Standard & Poor’s Ratings Services has raised to “AA-” from “A+” its long-term counterparty credit and insurer financial strength ratings on the various operating entities of Swiss-based Zurich Financial Services (collectively ZFS), including the members of the Zurich U.S. Intercompany Pool (ZUS). S&P also raised its short-term counterparty credit rating on various operating entities to “A-1+” from “A-1”. In addition S&P raised the counterparty credit rating on the intermediate holding Zurich Group Holding to “A” from “A-.” The outlooks on all entities are stable.
“The upgrade reflects the better-than-expected major and sustained improvements in ZFS’ operating performance, strong and credible management commitment to value creation combined with a successful execution track record, and a positive impetus from a continuously improving enterprise risk-management program,” explained S&P credit analyst Hiltrud Besgen. The ratings also reflect ZFS “very strong competitive position and increased certainty about the adequacy of ZFS’ overall reserve position.”
S&P cited “a capitalization below that commensurate with the current rating level, ZFS’ significant exposure to volatile industrial line business, and the strategic challenge to achieve profitable growth in the saturated European personal line business and in selected new emerging markets,” as “counterbalancing” factors.
Besgen indicated that the stable outlook reflects S&P’s “expectation that ZFS will maintain a very strong profitability reflected in a ROE (after tax) of close to 16 percent in 2007 and 2008. This view is based on management’s commitment to value creation through underwriting rigor, efficiency improvements, and the realization of meaningful growth in selected European personal line business segments and emerging markets.”

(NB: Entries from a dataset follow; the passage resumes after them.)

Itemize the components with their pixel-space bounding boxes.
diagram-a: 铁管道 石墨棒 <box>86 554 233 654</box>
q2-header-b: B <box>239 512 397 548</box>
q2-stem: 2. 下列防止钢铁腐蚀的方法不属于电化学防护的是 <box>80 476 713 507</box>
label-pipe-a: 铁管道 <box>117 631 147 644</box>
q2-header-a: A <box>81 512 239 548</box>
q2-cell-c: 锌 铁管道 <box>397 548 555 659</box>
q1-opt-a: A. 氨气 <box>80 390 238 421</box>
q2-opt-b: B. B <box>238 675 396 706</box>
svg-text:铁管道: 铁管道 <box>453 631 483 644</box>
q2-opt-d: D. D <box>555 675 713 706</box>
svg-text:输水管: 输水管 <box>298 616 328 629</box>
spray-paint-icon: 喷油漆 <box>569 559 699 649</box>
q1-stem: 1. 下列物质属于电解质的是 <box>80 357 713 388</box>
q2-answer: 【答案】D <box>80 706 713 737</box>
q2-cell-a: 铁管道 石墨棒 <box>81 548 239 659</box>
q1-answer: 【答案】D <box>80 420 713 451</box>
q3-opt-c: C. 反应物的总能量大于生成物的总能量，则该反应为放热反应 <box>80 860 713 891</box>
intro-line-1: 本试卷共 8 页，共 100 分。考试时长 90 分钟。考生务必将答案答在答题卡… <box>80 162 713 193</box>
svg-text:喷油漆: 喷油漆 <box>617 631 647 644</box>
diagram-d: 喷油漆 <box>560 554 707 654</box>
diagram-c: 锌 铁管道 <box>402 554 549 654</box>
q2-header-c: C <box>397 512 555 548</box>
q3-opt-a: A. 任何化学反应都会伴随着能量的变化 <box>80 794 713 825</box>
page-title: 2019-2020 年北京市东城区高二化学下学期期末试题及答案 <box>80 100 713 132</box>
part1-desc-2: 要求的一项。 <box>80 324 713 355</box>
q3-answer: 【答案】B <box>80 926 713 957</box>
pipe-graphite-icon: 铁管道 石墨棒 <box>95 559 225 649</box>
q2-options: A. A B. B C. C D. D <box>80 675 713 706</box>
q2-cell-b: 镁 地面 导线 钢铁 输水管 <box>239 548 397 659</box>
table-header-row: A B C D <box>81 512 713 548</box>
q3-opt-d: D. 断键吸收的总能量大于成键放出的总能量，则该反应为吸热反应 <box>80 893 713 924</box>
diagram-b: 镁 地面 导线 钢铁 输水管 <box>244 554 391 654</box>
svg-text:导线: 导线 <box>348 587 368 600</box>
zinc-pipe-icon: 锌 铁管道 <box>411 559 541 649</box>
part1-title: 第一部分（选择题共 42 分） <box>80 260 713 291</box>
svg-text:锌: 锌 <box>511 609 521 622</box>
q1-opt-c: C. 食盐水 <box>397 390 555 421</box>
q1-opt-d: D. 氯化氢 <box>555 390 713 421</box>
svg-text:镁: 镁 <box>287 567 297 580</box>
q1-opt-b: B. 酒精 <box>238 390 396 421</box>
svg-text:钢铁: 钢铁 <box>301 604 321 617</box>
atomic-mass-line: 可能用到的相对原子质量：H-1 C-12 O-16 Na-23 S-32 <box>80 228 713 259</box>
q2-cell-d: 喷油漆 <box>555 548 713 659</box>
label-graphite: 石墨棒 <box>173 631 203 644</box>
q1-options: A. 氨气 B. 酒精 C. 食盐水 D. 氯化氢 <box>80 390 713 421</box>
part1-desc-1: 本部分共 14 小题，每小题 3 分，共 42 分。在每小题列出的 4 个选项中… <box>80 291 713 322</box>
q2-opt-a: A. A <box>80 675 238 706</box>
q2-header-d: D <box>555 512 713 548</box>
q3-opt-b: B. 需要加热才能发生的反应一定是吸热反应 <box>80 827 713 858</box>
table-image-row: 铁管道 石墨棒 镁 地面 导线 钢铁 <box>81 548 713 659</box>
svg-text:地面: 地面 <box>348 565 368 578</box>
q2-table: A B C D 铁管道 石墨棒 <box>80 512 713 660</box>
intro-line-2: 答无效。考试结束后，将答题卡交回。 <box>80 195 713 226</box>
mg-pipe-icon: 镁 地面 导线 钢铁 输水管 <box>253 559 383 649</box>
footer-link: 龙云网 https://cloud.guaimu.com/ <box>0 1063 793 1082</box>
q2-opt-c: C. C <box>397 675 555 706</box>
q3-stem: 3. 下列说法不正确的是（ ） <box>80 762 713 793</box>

S&P expects a non-life combined ratio in a range of between 95 percent and 97 percent over the cycle and ROR that should exceed 10 percent. Furthermore, profit contribution from life insurance should continuously improve based on an operating return on embedded value of well above 10 percent and a new business margin exceeding 2.5 percent of the present value of new business premiums. Capitalization is expected to remain at a strong level, benefiting from retained earnings. Reserves should be maintained at least at an adequate level. Risk-management practices are expected to be further enhanced.
In conclusion, S&P said that, “the prospect for further upward potential is remote at this stage. A negative outlook could be considered, in case of a major deterioration of earnings or capitalization, or if ZFS failed to meet expected operational improvements.”